A fetus does not have ideas, passions, desires, hopes, memories, expectations, or intentions. As far as I know, no one claims otherwise, even those who are certain that a fetus is a person (whatever they may mean). A three-month-old fetus weighs one ounce. A six-month-old fetus weighs twenty-eight ounces. It does not have neurotransmitters, myelinated nerve fibers, or a well-articulated cerebral cortex. As a result, it has no sensations of any complexity and no awareness of itself. Late in pregnancy the fetus may perhaps feel pain, but certainly less intense and exquisite pain than many adult mammals, whom we annually slaughter by the hundreds of millions for reasons far less urgent than those of women seeking abortions. Why, then, might anyone believe that the life of a fetus is sacred?
I can imagine three reasons. First, its parents cherish hopes for it and would suffer greatly if it died. But these fetuses--they are the large majority--are not in any danger; on the contrary, they are cared for with all the resources the free market allows them. Second, it receives from God an immaterial, immortal soul at the moment of conception. McKenna should not underestimate how many people believe that this is why an unwanted fetus has a right to life, and thus to what extent the outlawing of abortion would be religiously motivated.
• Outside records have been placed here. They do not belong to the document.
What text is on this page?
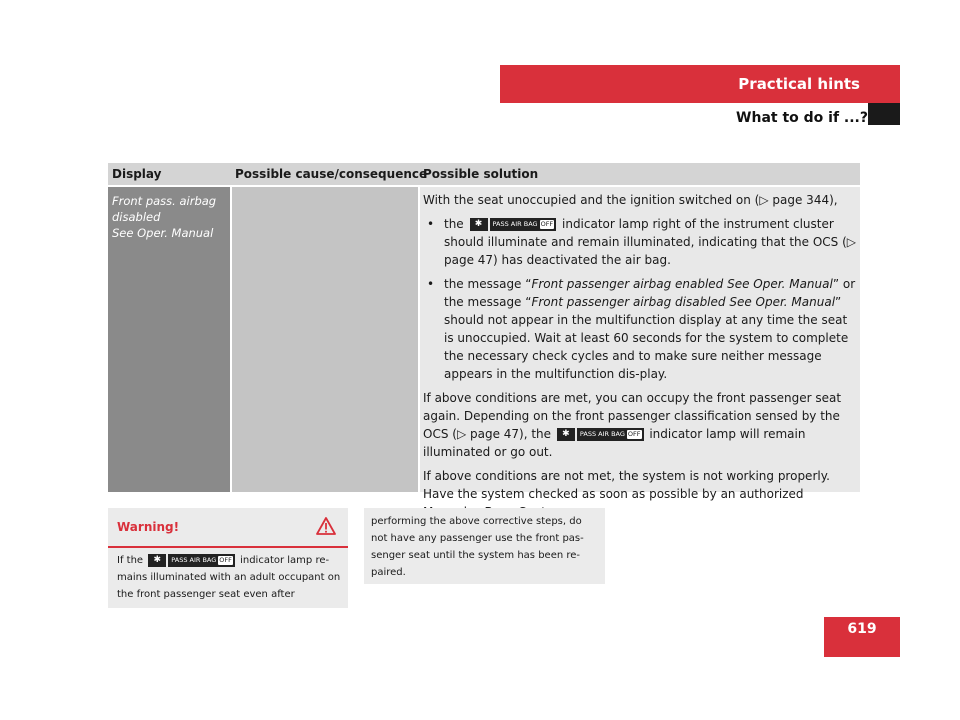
Practical hints
What to do if ...?
Display	Possible cause/consequence
Possible solution
Front pass. airbag
disabled
See Oper. Manual

With the seat unoccupied and the ignition switched on (▷ page 344),

• the ✱ PASS AIR BAG OFF indicator lamp right of the instrument cluster should illuminate and remain illuminated, indicating that the OCS (▷ page 47) has deactivated the air bag.
• the message “Front passenger airbag enabled See Oper. Manual” or the message “Front passenger airbag disabled See Oper. Manual” should not appear in the multifunction display at any time the seat is unoccupied. Wait at least 60 seconds for the system to complete the necessary check cycles and to make sure neither message appears in the multifunction dis-play.

If above conditions are met, you can occupy the front passenger seat again. Depending on the front passenger classification sensed by the OCS (▷ page 47), the ✱ PASS AIR BAG OFF indicator lamp will remain illuminated or go out.

If above conditions are not met, the system is not working properly. Have the system checked as soon as possible by an authorized

Warning!
If the ✱ PASS AIR BAG OFF indicator lamp re-mains illuminated with an adult occupant on the front passenger seat even after
performing the above corrective steps, do not have any passenger use the front pas-senger seat until the system has been re-paired.
619
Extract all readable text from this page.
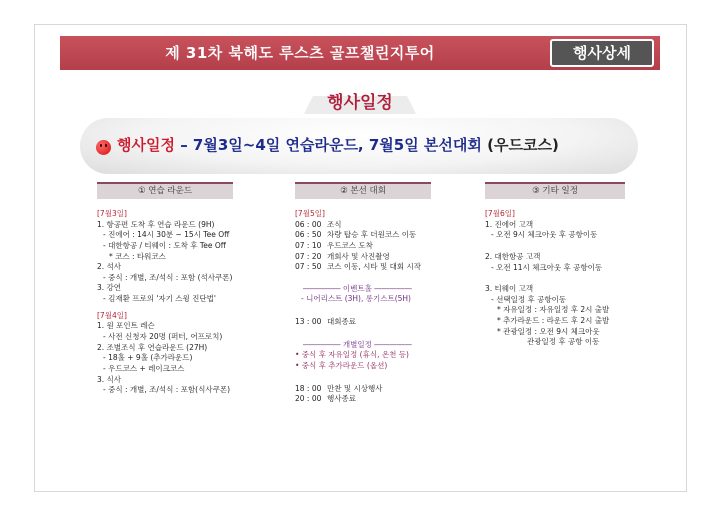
제 31차 북해도 루스츠 골프챌린지투어	행사상세
행사일정
행사일정 – 7월3일~4일 연습라운드, 7월5일 본선대회 (우드코스)
① 연습 라운드
[7월3일]
1. 항공편 도착 후 연습 라운드 (9H)
- 진에어 : 14시 30분 ~ 15시 Tee Off
- 대한항공 / 티웨이 : 도착 후 Tee Off
* 코스 : 타워코스
2. 석사
- 중식 : 개별, 조/석식 : 포함 (석사쿠폰)
3. 강연
- 김재환 프로의 '자기 스윙 진단법'
[7월4일]
1. 원 포인트 레슨
- 사전 신청자 20명 (퍼터, 어프로치)
2. 조별조식 후 연습라운드 (27H)
- 18홀 + 9홀 (추가라운드)
- 우드코스 + 레이크코스
3. 식사
- 중식 : 개별, 조/석식 : 포함(식사쿠폰)
② 본선 대회
[7월5일]
06 : 00 조식
06 : 50 차량 탑승 후 더원코스 이동
07 : 10 우드코스 도착
07 : 20 개회사 및 사진촬영
07 : 50 코스 이동, 시타 및 대회 시작
――――― 이벤트홀 ―――――
- 니어리스트 (3H), 롱기스트(5H)
13 : 00 대회종료
――――― 개별일정 ―――――
• 중식 후 자유일정 (휴식, 온천 등)
• 중식 후 추가라운드 (옵션)
18 : 00 만찬 및 시상행사
20 : 00 행사종료
③ 기타 일정
[7월6일]
1. 진에어 고객
- 오전 9시 체크아웃 후 공항이동
2. 대한항공 고객
- 오전 11시 체크아웃 후 공항이동
3. 티웨이 고객
- 선택일정 후 공항이동
* 자유일정 : 자유일정 후 2시 출발
* 추가라운드 : 라운드 후 2시 출발
* 관광일정 : 오전 9시 체크아웃
관광일정 후 공항 이동
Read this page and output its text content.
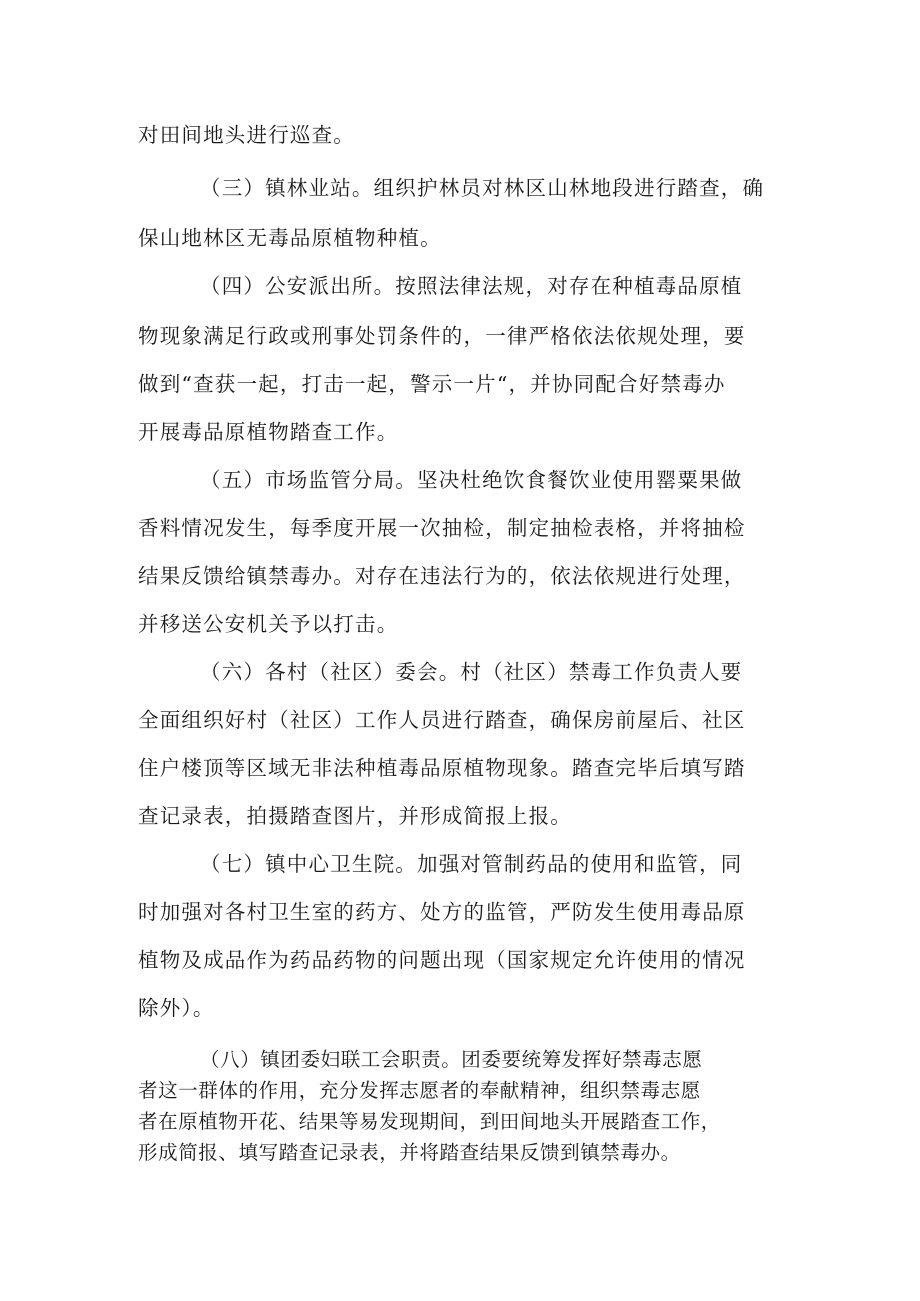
对田间地头进行巡查。
（三）镇林业站。组织护林员对林区山林地段进行踏查，确
保山地林区无毒品原植物种植。
（四）公安派出所。按照法律法规，对存在种植毒品原植
物现象满足行政或刑事处罚条件的，一律严格依法依规处理，要
做到“查获一起，打击一起，警示一片“，并协同配合好禁毒办
开展毒品原植物踏查工作。
（五）市场监管分局。坚决杜绝饮食餐饮业使用罂粟果做
香料情况发生，每季度开展一次抽检，制定抽检表格，并将抽检
结果反馈给镇禁毒办。对存在违法行为的，依法依规进行处理，
并移送公安机关予以打击。
（六）各村（社区）委会。村（社区）禁毒工作负责人要
全面组织好村（社区）工作人员进行踏查，确保房前屋后、社区
住户楼顶等区域无非法种植毒品原植物现象。踏查完毕后填写踏
查记录表，拍摄踏查图片，并形成简报上报。
（七）镇中心卫生院。加强对管制药品的使用和监管，同
时加强对各村卫生室的药方、处方的监管，严防发生使用毒品原
植物及成品作为药品药物的问题出现（国家规定允许使用的情况
除外）。
（八）镇团委妇联工会职责。团委要统筹发挥好禁毒志愿
者这一群体的作用，充分发挥志愿者的奉献精神，组织禁毒志愿
者在原植物开花、结果等易发现期间，到田间地头开展踏查工作，
形成简报、填写踏查记录表，并将踏查结果反馈到镇禁毒办。
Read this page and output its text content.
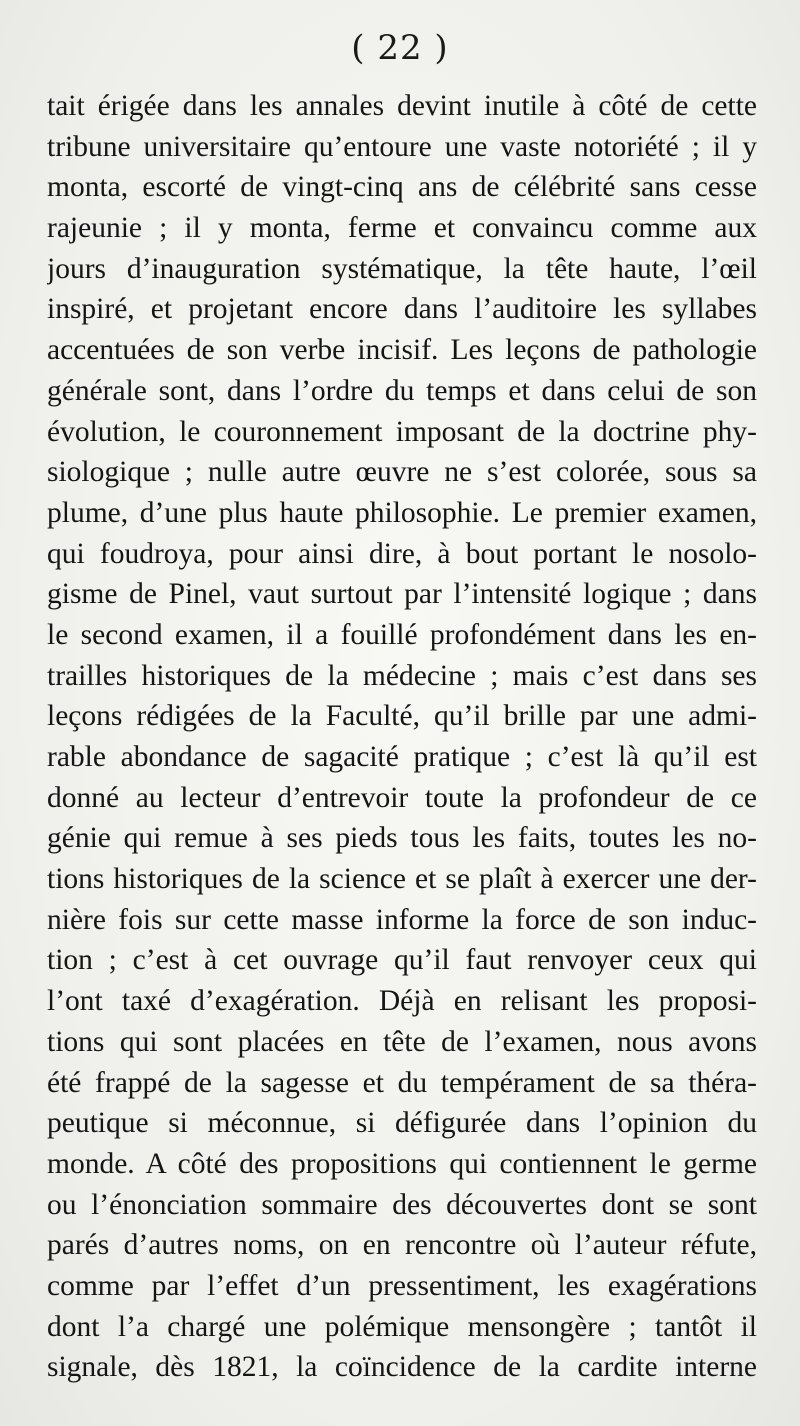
( 22 )
tait érigée dans les annales devint inutile à côté de cette
tribune universitaire qu’entoure une vaste notoriété ; il y
monta, escorté de vingt-cinq ans de célébrité sans cesse
rajeunie ; il y monta, ferme et convaincu comme aux
jours d’inauguration systématique, la tête haute, l’œil
inspiré, et projetant encore dans l’auditoire les syllabes
accentuées de son verbe incisif. Les leçons de pathologie
générale sont, dans l’ordre du temps et dans celui de son
évolution, le couronnement imposant de la doctrine phy-
siologique ; nulle autre œuvre ne s’est colorée, sous sa
plume, d’une plus haute philosophie. Le premier examen,
qui foudroya, pour ainsi dire, à bout portant le nosolo-
gisme de Pinel, vaut surtout par l’intensité logique ; dans
le second examen, il a fouillé profondément dans les en-
trailles historiques de la médecine ; mais c’est dans ses
leçons rédigées de la Faculté, qu’il brille par une admi-
rable abondance de sagacité pratique ; c’est là qu’il est
donné au lecteur d’entrevoir toute la profondeur de ce
génie qui remue à ses pieds tous les faits, toutes les no-
tions historiques de la science et se plaît à exercer une der-
nière fois sur cette masse informe la force de son induc-
tion ; c’est à cet ouvrage qu’il faut renvoyer ceux qui
l’ont taxé d’exagération. Déjà en relisant les proposi-
tions qui sont placées en tête de l’examen, nous avons
été frappé de la sagesse et du tempérament de sa théra-
peutique si méconnue, si défigurée dans l’opinion du
monde. A côté des propositions qui contiennent le germe
ou l’énonciation sommaire des découvertes dont se sont
parés d’autres noms, on en rencontre où l’auteur réfute,
comme par l’effet d’un pressentiment, les exagérations
dont l’a chargé une polémique mensongère ; tantôt il
signale, dès 1821, la coïncidence de la cardite interne
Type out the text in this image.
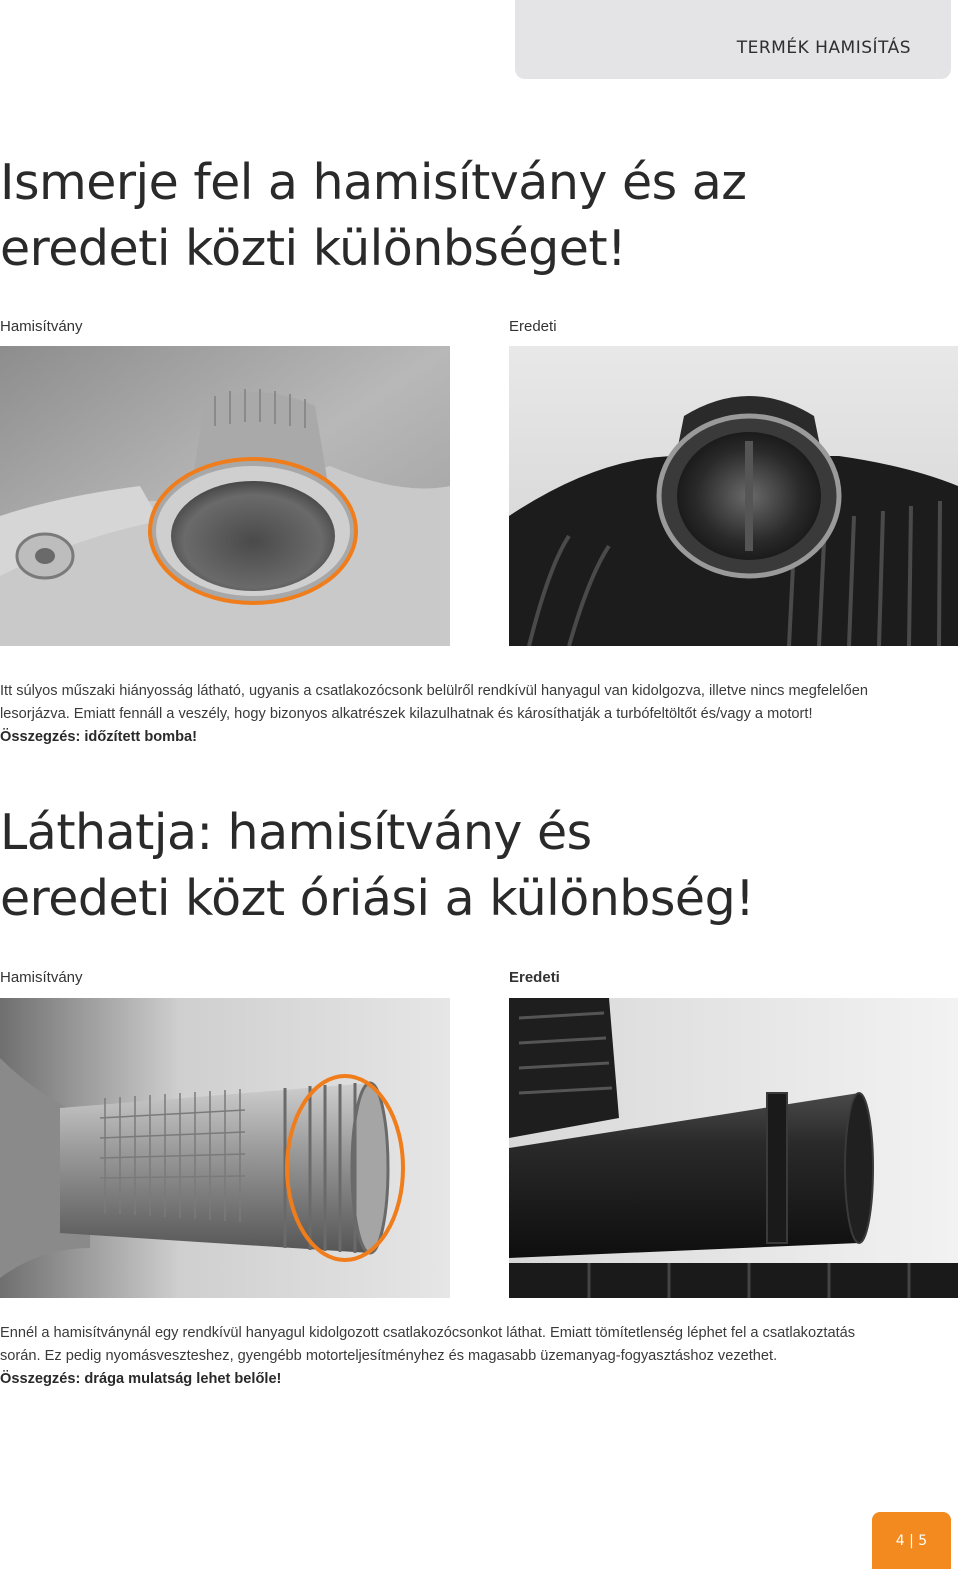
TERMÉK HAMISÍTÁS
Ismerje fel a hamisítvány és az
eredeti közti különbséget!
Hamisítvány	Eredeti
Itt súlyos műszaki hiányosság látható, ugyanis a csatlakozócsonk belülről rendkívül hanyagul van kidolgozva, illetve nincs megfelelően
lesorjázva. Emiatt fennáll a veszély, hogy bizonyos alkatrészek kilazulhatnak és károsíthatják a turbófeltöltőt és/vagy a motort!
Összegzés: időzített bomba!
Láthatja: hamisítvány és
eredeti közt óriási a különbség!
Hamisítvány	Eredeti
Ennél a hamisítványnál egy rendkívül hanyagul kidolgozott csatlakozócsonkot láthat. Emiatt tömítetlenség léphet fel a csatlakoztatás
során. Ez pedig nyomásveszteshez, gyengébb motorteljesítményhez és magasabb üzemanyag-fogyasztáshoz vezethet.
Összegzés: drága mulatság lehet belőle!
4 | 5
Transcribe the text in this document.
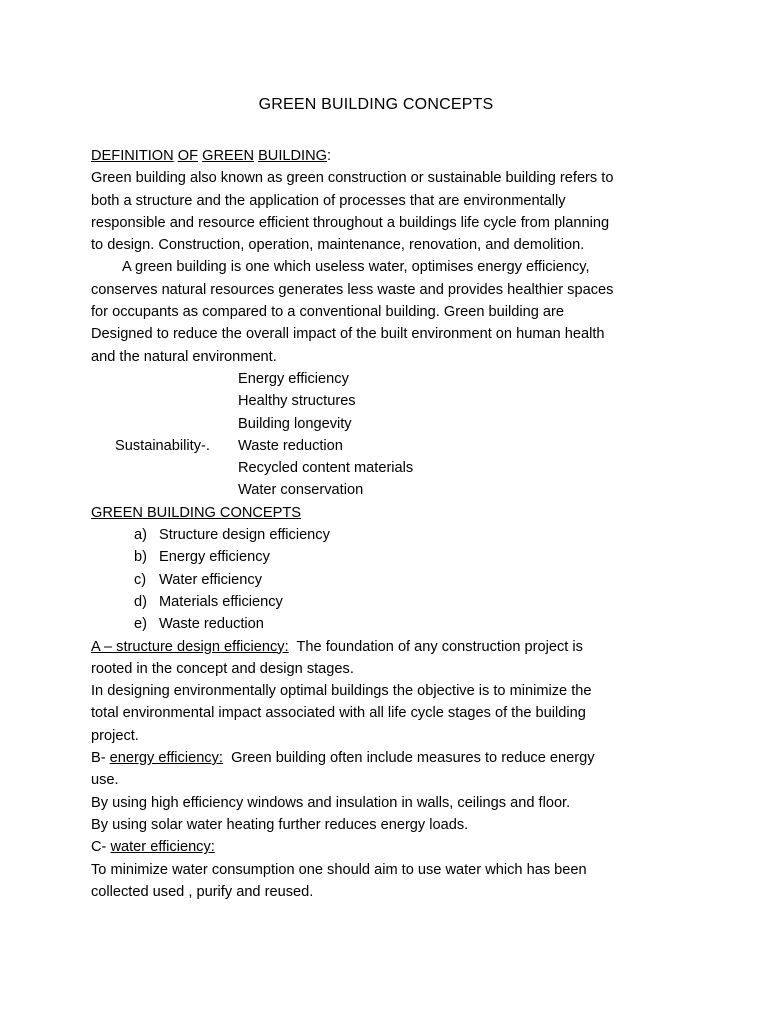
GREEN BUILDING CONCEPTS
DEFINITION OF GREEN BUILDING:
Green building also known as green construction or sustainable building refers to
both a structure and the application of processes that are environmentally
responsible and resource efficient throughout a buildings life cycle from planning
to design. Construction, operation, maintenance, renovation, and demolition.
A green building is one which useless water, optimises energy efficiency,
conserves natural resources generates less waste and provides healthier spaces
for occupants as compared to a conventional building. Green building are
Designed to reduce the overall impact of the built environment on human health
and the natural environment.
Energy efficiency
Healthy structures
Building longevity
Sustainability-.	Waste reduction
Recycled content materials
Water conservation
GREEN BUILDING CONCEPTS
a) Structure design efficiency
b) Energy efficiency
c) Water efficiency
d) Materials efficiency
e) Waste reduction
A – structure design efficiency:  The foundation of any construction project is
rooted in the concept and design stages.
In designing environmentally optimal buildings the objective is to minimize the
total environmental impact associated with all life cycle stages of the building
project.
B- energy efficiency:  Green building often include measures to reduce energy
use.
By using high efficiency windows and insulation in walls, ceilings and floor.
By using solar water heating further reduces energy loads.
C- water efficiency:
To minimize water consumption one should aim to use water which has been
collected used , purify and reused.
Third, a fetus, though it is not a person, is a potential person. If it survives, it will eventually have ideas, passions, desires, etc.--will eventually become an actual person. Everyone can agree on this, but what follows from it? As far as I can see, nothing. It is arbitrary to restrict potential personhood to fetuses: every unfertilized ovum--for that matter, every sexual stirring--is, in strict logic, a potential person.